我的目光,不由自主地,投向了牆壁上那幅畫——那幅始終掛著、描繪著宦娘抱琴背影的畫。
畫中,月色竹影依舊,那個抱琴的女子背影也依舊。
隻是……
隻是,那畫中女子的姿勢,似乎……微微變了。她不再是微微側身凝聽的模樣,而是……仿佛將懷中的古琴,抱得更緊了一些。

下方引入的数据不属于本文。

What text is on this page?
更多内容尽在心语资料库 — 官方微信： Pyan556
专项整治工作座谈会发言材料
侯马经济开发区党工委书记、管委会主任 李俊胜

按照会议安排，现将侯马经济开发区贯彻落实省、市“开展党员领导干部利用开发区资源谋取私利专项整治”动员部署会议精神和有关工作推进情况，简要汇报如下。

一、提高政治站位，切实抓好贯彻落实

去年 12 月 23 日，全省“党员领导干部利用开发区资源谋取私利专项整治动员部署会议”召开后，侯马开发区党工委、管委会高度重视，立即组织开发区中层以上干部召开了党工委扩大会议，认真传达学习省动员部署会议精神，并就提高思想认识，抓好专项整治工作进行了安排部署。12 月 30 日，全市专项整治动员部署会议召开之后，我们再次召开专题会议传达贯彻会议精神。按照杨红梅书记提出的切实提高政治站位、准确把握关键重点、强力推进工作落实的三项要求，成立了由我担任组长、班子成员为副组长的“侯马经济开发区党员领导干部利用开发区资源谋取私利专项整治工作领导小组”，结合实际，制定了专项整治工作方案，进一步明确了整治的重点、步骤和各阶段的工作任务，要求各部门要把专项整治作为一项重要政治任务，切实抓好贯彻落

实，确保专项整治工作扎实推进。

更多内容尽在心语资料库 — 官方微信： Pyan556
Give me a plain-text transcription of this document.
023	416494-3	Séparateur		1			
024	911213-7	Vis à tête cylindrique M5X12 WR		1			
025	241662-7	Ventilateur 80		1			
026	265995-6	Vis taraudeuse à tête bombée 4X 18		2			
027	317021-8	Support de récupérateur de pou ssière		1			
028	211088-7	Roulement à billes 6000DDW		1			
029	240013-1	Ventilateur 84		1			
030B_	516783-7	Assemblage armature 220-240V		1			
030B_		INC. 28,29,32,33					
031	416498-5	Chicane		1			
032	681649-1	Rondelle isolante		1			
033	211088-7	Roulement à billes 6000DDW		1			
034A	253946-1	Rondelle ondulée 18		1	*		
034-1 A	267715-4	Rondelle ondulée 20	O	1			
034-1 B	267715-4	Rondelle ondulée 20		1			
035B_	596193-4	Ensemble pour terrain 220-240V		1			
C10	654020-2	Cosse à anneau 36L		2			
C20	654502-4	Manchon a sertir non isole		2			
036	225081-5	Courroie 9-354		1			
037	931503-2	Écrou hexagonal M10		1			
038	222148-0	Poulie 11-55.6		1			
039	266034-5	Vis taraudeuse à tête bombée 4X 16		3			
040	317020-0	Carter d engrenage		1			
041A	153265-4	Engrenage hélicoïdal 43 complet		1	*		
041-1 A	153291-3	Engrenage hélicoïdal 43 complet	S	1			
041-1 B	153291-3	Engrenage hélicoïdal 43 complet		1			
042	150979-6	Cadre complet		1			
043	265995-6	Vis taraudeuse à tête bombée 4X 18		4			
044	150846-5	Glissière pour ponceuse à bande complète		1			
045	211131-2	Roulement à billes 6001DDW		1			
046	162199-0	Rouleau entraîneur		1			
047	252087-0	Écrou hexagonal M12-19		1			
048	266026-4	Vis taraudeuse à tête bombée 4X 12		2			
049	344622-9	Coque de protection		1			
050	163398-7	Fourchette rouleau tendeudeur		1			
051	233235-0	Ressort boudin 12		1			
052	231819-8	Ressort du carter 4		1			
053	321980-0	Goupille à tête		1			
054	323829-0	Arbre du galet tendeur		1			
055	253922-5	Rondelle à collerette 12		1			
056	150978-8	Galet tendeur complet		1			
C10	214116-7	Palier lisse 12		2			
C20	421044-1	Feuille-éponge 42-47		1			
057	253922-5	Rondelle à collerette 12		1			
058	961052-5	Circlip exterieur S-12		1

她的頭,也似乎……比記憶中,更低垂了一分。
更像是在……無聲地哭泣。
一股寒意,自腳底瞬間竄遍全身。
我明白了。
冥婚的信物雖毀,溫如春雖死,但那份持續了百年的執念,那份深重到跨越生死的癡情,並未隨之消散。
它隻是換了一種方式,更深地、更徹底地,融入了這座古老宅院的每一寸磚瓦,每一縷空氣之中。
宦娘,她從未離開。
她隻是,以另一種形式,永遠地,成為了這溫宅的一部分。
而我,這個親手斬斷了她與陽世最後聯係的人,或許,也將注定要留在這裡,陪伴著這份永恒的、冰冷的執念,直到……我的生命,也最終融入這片無儘的哀怨與孤寂之中。
琴聲,還在幽幽地響著,不絕如縷。
我站在書房門口,望著那幅似乎活過來的畫,望著那空無一人的琴桌,第一次清晰地感覺到,有一種比死亡更冰冷的東西,已經將我牢牢纏繞,永生永世,無法掙脫。